600 000 balles le but ! Il n'y a rien de plus traître que l'équation salaire ou prix d'achat/nombre de buts pour définir le rapport qualité/prix d'un avant-centre. Mais avouons que c'est plutôt efficace. Les 60 plaques se basent sur le salaire de Gómez : 4,2 millions d'euros à l'année, soit le 6e de la Serie A derrière De Rossi, Pogba, Higuaín, Tévez et Totti. Concernant le montant du transfert, 15,5 millions sans les bonus (avec lesquels le prix définitif peut atteindre les 20), on monte à plus d'un million le but. Peu importe le sens dans lequel on retourne le problème, ça fait cher, très cher et ça ressemble de plus en plus à une grosse carotte.
Énigme tactique
Jusqu'à quand l'alibi d'une blessure est-il valable ? Deux semaines, un mois, deux mois ? Guère plus en tout cas. Gómez a enfin réglé ses tracas physiques depuis novembre dernier et a donc eu près de six mois pour renaître. Son genou lui avait joué des tours pendant sa première saison, et il aurait été extrêmement sévère de tirer des conclusions au bout d'un an.
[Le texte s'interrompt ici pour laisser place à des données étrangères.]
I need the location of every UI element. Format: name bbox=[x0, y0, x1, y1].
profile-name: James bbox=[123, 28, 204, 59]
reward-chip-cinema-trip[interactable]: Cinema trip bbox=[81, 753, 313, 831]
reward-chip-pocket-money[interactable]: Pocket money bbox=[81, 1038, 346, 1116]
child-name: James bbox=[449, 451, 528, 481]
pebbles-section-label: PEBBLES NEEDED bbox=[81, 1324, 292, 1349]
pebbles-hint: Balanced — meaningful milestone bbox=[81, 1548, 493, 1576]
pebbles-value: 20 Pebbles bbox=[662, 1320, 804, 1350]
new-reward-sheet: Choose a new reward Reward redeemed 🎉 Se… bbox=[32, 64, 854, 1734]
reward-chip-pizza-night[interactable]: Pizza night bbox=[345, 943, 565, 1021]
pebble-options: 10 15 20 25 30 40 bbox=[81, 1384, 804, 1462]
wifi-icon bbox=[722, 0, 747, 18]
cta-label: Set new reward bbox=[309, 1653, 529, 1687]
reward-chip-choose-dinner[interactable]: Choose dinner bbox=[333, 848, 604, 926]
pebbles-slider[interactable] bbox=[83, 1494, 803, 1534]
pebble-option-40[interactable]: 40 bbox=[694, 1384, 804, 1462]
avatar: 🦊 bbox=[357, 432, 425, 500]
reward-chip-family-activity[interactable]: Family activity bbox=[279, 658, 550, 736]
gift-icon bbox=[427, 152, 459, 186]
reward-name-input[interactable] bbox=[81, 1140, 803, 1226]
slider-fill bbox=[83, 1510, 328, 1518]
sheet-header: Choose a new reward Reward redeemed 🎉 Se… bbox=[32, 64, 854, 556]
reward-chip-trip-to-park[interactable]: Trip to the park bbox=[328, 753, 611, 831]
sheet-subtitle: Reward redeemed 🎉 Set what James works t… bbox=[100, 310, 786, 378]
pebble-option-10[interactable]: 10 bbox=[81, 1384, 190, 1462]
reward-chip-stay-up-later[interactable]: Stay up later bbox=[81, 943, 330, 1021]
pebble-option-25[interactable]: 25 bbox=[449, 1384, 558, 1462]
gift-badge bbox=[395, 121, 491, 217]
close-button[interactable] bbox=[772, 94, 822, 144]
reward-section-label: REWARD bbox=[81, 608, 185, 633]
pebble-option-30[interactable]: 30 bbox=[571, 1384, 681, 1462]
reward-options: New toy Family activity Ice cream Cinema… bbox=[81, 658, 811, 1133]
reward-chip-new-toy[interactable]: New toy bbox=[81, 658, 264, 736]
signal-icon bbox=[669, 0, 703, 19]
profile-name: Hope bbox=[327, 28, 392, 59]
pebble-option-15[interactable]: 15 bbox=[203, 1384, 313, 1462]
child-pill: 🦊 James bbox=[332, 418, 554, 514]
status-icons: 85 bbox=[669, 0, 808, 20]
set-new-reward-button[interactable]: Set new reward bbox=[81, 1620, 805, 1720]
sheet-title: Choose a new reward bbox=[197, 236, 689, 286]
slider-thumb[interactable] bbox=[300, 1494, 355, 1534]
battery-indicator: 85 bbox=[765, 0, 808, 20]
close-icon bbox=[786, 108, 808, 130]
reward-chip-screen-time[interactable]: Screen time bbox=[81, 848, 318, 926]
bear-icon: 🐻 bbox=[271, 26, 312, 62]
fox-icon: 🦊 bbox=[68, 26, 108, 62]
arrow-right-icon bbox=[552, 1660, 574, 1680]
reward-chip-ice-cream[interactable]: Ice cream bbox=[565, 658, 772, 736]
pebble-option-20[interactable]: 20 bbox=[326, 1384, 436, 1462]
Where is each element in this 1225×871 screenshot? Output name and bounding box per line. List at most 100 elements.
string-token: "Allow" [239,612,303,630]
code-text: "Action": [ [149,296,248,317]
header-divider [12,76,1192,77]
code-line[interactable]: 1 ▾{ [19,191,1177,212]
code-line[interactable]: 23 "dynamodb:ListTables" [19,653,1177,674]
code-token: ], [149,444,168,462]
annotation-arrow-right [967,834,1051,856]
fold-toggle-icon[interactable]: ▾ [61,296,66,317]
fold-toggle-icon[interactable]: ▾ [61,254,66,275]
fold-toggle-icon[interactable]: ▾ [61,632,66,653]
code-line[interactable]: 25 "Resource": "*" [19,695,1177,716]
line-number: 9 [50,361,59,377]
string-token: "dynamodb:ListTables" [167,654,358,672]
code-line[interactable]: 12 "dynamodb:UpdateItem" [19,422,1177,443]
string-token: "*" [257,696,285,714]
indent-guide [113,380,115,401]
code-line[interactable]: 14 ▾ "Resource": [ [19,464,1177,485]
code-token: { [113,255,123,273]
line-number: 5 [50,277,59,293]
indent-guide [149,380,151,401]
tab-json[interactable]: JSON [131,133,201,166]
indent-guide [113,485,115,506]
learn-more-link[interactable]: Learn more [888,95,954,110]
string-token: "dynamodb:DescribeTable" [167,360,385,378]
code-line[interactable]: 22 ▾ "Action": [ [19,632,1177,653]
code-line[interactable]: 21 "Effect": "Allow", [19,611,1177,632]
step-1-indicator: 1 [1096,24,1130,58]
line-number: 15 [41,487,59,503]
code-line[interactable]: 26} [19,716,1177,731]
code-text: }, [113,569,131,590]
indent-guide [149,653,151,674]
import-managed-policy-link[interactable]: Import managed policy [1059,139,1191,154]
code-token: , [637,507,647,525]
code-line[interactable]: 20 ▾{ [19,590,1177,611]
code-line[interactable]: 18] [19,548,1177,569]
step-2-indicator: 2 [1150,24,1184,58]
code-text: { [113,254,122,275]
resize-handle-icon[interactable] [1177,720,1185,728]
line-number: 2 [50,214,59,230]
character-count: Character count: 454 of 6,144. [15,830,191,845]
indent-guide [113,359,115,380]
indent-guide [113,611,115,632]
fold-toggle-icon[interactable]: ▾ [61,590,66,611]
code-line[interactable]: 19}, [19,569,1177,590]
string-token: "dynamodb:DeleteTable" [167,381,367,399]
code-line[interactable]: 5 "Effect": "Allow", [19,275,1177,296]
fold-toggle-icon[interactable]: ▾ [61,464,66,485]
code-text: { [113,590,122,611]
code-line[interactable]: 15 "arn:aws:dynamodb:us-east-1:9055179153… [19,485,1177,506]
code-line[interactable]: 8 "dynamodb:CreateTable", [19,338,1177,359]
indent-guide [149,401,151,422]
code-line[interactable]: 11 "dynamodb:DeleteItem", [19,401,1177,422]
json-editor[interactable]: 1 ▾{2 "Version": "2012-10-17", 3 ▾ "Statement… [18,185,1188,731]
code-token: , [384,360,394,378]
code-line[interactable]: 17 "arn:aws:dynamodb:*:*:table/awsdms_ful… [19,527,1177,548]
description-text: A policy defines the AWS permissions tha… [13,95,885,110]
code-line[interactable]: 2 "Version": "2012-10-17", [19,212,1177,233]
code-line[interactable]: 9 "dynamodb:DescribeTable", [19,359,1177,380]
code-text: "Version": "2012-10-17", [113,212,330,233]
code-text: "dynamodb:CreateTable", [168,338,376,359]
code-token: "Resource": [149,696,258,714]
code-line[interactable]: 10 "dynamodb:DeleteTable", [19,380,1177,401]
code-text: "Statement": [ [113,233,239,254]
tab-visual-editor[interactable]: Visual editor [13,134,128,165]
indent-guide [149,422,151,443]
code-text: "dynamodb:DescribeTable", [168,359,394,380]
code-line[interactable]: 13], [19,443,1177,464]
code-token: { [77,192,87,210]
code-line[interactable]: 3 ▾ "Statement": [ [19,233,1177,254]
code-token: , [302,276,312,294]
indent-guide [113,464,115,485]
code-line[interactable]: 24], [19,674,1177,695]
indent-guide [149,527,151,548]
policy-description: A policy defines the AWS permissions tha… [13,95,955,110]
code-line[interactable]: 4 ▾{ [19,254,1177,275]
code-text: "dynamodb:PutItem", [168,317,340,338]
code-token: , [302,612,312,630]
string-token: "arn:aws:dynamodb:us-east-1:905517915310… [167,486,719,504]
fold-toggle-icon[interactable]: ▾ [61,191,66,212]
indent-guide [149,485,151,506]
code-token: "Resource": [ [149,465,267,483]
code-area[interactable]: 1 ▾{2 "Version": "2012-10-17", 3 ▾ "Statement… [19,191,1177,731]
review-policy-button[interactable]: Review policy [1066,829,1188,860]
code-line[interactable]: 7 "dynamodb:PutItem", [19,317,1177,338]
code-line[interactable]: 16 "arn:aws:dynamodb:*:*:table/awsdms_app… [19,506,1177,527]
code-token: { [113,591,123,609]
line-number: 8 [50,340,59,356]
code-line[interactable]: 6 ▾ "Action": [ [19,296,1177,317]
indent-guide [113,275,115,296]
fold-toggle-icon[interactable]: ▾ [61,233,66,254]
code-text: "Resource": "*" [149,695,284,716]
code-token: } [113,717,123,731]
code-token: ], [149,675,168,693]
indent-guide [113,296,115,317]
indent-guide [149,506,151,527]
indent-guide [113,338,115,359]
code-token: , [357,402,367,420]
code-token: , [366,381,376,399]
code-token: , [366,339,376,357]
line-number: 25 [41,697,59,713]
Il n'avait pu disputer que 890 minutes de jeu en 15 matchs pour 4 buts. Son expérience florentine commençait vraiment l'été dernier après avoir vu ses potes être sacrés champions du monde au Brésil. Un coup dur, mais aussi l'occasion de se remobiliser pour reprendre son dû. D'ailleurs, Löw l'avait même rappelé et titularisé lors de la "revanche" de la finale à Düsseldorf début septembre. Une blessure à la cuisse plus tard et voilà SuperMario enfin disponible.

Problème, un mec de sa stature a besoin de temps pour entrer en forme. Mais du temps, il en a de moins en moins à disposition, surtout pour trouver sa place dans le dispositif tactique de Montella. S'il change régulièrement (3-5-2, 3-4-3, 4-3-3, 4-3-2-1), la philosophie reste la même. Toutes proportions gardées, on est sur un modèle barcelonais : possession du ballon, multiplication des passes, recherche des intervalles. À savoir justement si Gómez est le terminal offensif adapté. Lui a surtout besoin d'être servi dans les pieds, de préférence par les côtés, ou alors en l'air, pour faire parler son jeu de tête et sa grande carcasse, sans pour autant exceller dans la protection de balle à la manière d'un Luca Toni. Si Guardiola l'a dégagé à son arrivée au Bayern, c'est qu'il y avait une raison. Mario est un renard, mais un renard pataud.